Researchers browse the collection from desktops -- searching by category, era, or type, reading artifact descriptions, examining images. They need search and filtering that works, not a scrollable list of 150 items.
Members log in to access exclusive content: lecture recordings, high-resolution collection images, research archive PDFs. They need a secure login and a dashboard that works smoothly.
Visitors using assistive technology -- screen readers, keyboard navigation, voice control -- need the site to work for them. The school group from Zagreb proved the current site doesn't.
These four audiences have competing technical requirements. A tourist on a phone needs the page pre-built and served instantly.

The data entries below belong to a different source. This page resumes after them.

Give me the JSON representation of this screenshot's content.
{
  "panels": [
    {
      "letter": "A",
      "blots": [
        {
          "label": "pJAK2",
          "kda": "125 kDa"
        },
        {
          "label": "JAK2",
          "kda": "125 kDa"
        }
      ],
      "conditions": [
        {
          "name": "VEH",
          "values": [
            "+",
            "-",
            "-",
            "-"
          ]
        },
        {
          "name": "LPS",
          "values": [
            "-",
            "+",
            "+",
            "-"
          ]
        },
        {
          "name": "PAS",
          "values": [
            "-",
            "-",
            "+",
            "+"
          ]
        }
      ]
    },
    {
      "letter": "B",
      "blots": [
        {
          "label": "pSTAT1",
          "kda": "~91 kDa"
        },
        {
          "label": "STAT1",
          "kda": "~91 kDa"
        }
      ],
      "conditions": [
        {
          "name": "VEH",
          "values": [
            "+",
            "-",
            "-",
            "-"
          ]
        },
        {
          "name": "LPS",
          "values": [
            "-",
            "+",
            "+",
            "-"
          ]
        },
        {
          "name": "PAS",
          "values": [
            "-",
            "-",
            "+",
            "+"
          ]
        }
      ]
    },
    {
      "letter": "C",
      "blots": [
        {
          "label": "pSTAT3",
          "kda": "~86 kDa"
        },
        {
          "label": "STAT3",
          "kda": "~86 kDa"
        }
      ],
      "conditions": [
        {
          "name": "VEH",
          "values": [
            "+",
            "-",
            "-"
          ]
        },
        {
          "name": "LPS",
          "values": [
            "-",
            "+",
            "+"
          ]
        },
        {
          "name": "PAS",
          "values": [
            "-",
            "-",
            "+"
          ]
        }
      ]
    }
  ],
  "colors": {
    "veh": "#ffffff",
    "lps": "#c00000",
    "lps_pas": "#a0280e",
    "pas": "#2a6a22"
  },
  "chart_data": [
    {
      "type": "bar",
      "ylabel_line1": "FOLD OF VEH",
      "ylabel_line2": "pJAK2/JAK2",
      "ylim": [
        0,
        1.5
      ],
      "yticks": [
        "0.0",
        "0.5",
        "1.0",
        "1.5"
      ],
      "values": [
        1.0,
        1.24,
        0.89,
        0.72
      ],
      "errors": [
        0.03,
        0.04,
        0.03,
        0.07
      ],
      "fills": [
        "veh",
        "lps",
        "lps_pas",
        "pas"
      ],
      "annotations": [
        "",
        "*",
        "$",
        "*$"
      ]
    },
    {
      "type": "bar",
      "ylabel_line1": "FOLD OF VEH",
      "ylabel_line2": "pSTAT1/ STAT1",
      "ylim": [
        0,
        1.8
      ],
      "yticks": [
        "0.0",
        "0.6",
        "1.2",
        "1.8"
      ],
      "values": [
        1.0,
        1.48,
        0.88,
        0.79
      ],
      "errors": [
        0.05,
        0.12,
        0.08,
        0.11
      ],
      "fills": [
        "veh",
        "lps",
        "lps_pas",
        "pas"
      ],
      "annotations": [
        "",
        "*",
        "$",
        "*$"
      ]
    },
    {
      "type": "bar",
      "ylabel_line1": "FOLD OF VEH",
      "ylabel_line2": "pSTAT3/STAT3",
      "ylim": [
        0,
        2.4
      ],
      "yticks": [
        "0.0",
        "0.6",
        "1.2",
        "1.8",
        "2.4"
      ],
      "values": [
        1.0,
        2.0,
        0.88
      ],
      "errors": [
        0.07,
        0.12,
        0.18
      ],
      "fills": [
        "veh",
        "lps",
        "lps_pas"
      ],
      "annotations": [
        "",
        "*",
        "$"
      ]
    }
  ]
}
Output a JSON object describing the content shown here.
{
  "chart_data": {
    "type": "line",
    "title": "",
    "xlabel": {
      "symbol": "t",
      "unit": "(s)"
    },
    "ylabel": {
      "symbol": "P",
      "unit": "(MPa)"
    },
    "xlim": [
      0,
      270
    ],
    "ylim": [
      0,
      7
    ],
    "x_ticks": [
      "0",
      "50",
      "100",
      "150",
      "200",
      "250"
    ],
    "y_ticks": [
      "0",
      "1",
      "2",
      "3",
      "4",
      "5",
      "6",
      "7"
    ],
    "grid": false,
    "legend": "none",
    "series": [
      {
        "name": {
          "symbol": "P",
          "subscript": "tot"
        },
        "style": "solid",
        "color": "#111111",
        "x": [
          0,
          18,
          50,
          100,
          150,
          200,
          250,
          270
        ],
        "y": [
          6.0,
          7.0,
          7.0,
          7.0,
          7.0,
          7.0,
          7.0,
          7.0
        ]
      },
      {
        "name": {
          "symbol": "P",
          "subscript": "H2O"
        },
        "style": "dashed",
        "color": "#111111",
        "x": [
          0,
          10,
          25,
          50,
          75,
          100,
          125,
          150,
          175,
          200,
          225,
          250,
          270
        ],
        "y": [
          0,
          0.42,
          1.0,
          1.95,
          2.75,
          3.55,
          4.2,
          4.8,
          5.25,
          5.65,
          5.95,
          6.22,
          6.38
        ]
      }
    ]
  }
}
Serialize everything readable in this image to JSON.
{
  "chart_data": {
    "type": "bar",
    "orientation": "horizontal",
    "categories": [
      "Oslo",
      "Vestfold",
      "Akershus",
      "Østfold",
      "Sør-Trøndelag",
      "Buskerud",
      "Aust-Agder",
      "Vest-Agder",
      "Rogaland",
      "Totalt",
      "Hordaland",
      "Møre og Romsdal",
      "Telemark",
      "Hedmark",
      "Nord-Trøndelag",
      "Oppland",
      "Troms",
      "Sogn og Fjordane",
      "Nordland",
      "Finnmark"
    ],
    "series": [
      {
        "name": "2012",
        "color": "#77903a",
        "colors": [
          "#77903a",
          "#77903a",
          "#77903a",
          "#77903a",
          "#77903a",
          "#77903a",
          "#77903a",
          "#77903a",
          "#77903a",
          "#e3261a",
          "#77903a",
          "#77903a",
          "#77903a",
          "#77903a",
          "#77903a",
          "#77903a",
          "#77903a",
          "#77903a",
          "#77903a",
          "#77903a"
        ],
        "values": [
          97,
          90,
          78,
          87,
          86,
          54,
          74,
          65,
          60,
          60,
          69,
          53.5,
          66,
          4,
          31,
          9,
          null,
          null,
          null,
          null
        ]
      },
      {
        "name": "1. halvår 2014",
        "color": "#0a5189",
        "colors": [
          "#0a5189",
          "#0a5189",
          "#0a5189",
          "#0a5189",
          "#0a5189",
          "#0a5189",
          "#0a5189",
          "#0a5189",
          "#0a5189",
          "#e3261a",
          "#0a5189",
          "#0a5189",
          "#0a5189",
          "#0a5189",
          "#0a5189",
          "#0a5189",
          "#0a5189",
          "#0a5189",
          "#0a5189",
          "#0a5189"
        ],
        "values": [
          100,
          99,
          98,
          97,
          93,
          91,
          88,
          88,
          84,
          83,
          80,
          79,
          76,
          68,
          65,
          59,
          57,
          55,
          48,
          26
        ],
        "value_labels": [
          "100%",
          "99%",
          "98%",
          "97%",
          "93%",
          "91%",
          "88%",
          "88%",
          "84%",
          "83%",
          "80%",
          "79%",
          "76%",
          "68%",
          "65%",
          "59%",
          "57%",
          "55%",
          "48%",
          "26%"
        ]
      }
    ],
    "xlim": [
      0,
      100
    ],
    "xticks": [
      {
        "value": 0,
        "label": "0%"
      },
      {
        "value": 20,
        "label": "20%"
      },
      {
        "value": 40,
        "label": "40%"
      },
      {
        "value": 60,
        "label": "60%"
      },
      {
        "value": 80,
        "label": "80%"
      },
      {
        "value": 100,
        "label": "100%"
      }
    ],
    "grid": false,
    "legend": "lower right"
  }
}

A researcher searching the collection needs the page built fresh on each request because the results depend on their query. A member behind a login needs interactive content that loads in the browser. These aren't just different user needs -- they require different approaches to how pages are built and served.
You don't need to understand the technical solution yet. But recognizing that one approach won't work for all four audiences is the architectural insight that shapes everything you'll build.
Check: List the four audience groups and their needs, plus two hidden constraints discovered through conversation with Ivan.